I- A execução de acórdão anulatório de acto administrativo consiste na reconstituição da situação actual hipotética, isto é, da situação que existiria se a ilegalidade não tivesse sido cometida.
II- Há a considerar, por isso, a substituição do acto anulado, a supressão dos seus efeitos (positivos e negativos) e a eliminação dos actos consequentes do mesmo.
III- Actos consequentes são os actos administrativos praticados ou dotados de certo conteúdo em virtude do acto administrativo ilegal.
IV- Anulado o acto de homologação de lista classificativa final de um concurso de provimento, por violação do princípio da imparcialidade (o júri fixou os critérios e factores de avaliação dos candidatos depois de conhecer a identidade dos mesmos e seus currículos) impõe-se, para a reconstituição da situação, o seguinte:
Constituição de novo júri; fixação por este, antes de conhecer a identidade dos candidatos e respectivos currículos, dos critérios e factores de avaliação, tendo estes acesso às actas das reuniões em que tal se tiver processado; prática da subsequente tramitação do concurso (v. g. avaliação, classificação e ordenação dos candidatos e homologação da lista de classificação final.
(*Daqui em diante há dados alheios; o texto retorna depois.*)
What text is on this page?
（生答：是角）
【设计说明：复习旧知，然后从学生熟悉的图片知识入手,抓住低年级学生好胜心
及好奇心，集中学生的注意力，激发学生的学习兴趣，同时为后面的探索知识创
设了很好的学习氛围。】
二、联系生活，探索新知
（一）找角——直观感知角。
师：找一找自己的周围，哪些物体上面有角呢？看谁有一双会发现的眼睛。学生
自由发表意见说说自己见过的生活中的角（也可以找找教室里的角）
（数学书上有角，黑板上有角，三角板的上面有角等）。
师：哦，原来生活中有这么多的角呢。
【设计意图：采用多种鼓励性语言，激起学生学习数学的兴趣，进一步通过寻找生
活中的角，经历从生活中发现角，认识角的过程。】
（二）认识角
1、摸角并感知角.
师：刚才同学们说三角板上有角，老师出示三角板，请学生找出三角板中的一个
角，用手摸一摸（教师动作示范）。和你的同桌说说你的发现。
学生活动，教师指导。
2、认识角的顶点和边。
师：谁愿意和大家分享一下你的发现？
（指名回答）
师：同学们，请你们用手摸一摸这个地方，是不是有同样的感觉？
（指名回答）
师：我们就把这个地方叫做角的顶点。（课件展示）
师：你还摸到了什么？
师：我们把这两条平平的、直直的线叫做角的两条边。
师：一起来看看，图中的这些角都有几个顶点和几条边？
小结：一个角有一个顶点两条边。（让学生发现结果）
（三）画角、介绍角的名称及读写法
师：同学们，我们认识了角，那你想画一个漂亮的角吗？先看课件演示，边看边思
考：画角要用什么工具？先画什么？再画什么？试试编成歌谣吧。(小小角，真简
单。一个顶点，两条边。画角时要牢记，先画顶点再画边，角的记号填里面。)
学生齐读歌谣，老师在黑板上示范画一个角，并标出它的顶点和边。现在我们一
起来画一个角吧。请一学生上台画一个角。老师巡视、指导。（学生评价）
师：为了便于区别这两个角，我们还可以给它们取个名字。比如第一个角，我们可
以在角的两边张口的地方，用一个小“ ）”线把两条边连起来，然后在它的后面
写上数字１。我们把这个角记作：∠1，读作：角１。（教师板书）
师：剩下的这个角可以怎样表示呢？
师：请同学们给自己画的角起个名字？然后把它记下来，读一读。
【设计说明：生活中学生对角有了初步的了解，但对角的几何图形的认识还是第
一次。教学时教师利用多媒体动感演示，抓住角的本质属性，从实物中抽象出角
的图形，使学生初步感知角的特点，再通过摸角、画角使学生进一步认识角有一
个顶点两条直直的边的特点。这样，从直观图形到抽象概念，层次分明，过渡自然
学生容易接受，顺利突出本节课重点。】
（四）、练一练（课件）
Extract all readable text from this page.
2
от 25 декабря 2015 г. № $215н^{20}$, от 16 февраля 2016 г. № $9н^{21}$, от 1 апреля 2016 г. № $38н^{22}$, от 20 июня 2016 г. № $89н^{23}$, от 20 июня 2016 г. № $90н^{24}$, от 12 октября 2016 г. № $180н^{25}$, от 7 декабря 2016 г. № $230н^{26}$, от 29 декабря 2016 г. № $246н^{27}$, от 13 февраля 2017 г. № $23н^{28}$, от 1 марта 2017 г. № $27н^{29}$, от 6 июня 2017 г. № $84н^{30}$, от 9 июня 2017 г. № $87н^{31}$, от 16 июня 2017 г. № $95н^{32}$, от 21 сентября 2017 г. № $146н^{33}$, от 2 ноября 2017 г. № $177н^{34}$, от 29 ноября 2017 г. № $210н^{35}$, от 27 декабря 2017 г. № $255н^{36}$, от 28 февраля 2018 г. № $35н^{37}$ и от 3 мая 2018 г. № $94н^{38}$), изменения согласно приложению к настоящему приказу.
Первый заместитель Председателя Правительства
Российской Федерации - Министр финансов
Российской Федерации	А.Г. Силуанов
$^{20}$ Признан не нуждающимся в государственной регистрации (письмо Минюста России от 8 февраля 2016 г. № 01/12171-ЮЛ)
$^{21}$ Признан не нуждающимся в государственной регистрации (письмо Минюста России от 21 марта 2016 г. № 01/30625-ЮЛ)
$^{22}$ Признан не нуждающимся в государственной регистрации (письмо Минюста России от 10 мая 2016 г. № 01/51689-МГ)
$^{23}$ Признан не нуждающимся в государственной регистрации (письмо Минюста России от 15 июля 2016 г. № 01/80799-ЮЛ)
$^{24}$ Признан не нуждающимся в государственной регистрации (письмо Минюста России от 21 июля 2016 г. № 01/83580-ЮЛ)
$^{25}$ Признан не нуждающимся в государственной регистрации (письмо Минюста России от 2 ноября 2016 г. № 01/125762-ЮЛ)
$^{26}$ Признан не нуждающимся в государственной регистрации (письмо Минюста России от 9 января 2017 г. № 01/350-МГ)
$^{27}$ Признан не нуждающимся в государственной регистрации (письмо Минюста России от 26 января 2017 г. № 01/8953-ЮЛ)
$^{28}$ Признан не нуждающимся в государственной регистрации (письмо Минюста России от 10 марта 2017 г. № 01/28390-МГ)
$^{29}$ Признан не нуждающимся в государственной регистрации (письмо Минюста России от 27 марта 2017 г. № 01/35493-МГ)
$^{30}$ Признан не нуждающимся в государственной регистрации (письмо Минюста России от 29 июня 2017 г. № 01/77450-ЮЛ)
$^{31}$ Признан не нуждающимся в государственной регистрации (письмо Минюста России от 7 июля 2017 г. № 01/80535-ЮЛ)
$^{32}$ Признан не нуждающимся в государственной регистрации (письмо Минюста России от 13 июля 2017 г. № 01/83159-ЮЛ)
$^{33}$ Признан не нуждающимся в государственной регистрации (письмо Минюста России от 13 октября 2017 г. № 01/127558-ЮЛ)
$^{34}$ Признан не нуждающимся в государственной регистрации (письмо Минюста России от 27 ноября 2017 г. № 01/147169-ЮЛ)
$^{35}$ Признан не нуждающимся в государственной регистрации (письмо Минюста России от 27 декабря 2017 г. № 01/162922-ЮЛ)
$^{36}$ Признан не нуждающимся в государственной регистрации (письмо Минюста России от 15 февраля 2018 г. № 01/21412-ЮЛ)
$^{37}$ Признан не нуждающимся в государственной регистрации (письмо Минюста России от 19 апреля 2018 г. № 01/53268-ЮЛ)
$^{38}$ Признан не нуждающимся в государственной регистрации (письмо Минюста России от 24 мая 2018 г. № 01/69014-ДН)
V- Os actos do concurso situados a montante como a sua abertura e a admissão dos candidatos, permanecerão indemnes.
VI- O bloco normativo aplicável será o constante do aviso de abertura (no caso, essencialmente, o Dec-Lei n. 498/88), desprezando-se possíveis alterações ou revogações.
VII- No domínio dos actos consequentes impõe-se a declaração de nulidade dos provimentos obtidos por via do concurso e os que se sucedam, no âmbito da carreira, com igual génese, como novos provimentos e promoções
(v. art. 9, n. 2 do Dec-Lei n. 256-A/77).
VIII- As nomeações a efectuar, de acordo com a nova lista classificativa final, deverão reportar os seus efeitos à data em que ocorreram aquelas que resultaram da primeira lista classificativa, com as inerentes consequências, designadamente a nível de vencimentos e da reconstituição da carreira.